入学式は門出

 雨が降り気温も低かった昨日は、近くの幼稚園の入園式だった。まだまだ赤ちゃんっぽい子どもが、着飾った若い両親に連れられて歩いていた。両親そろって式に出席というのは、今では当たり前のことのよう。若いパパは義務感からというより楽しんでいるように見えた。時代は変わった…と、つくづく思った。
 幼稚園だけはなく、小学校も中学校も、高校も、そして大学も、両親共々入学式に出席というおかしな習慣ができたのはいつの頃からなのだろう。

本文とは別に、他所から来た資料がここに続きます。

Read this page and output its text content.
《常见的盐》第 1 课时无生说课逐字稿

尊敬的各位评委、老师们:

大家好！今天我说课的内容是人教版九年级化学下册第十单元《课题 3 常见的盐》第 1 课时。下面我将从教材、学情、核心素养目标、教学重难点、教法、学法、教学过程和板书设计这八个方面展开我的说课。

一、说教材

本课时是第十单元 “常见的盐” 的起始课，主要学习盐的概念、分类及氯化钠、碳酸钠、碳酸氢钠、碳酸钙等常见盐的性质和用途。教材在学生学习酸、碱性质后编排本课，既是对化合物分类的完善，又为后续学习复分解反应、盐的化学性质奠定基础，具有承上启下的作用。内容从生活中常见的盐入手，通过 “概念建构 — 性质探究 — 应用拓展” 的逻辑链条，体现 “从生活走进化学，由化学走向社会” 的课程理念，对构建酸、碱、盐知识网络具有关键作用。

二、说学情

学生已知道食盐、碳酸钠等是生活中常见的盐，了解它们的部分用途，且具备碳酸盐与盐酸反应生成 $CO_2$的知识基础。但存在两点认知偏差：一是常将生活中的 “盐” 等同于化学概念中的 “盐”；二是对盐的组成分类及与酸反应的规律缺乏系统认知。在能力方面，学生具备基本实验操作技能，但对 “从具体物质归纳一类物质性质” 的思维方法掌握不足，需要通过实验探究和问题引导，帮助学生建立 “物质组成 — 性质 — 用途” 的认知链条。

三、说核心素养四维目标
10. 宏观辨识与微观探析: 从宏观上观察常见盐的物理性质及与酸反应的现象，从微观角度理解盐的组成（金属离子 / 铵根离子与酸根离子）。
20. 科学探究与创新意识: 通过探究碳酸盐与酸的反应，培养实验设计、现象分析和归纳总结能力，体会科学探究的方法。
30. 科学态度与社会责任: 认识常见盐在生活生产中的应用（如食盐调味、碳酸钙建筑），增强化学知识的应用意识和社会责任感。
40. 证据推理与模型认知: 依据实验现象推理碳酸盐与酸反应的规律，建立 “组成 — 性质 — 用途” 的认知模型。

 今日は、かの東大の入学式があったらしい。ニュースによれば、特別栄誉教授の安藤忠雄さんは祝辞のなかで、「親離れをしてほしい」と新入生と父母双方に自立を促したそうだ。例にもれずというか、東大だからこそというか、入学式には新入生の人数を上回る数の保護者が押しかけたという。
 どんなに言葉で自立を促しても聞く耳がないのだから、入学式は新入生だけで、保護者のための席は設けませんと大学側が宣言すれば済むことだ。学長の挨拶はインターネットで聞ければ十分である。何でもかんでも、親子いっしょにその場にいなければ気がすまないというのは、実は重大な問題なのだ。「今日はどうだった?」「学長はどんな話を?」等々後で話を聞く機会を、親がみすみす子どもから奪っているのである。

 入学式は門出である、せめてそこからは自分の足で歩いていこう…と言いたい。入学式に出たい言う親には、恥ずかしいからやめてくれ…と言おう。祝う気があるなら、式が済んでからご馳走して…と言おう。親は、自分の入学式ではないのだから出しゃばるのはやめよう。私は、そう言いたい。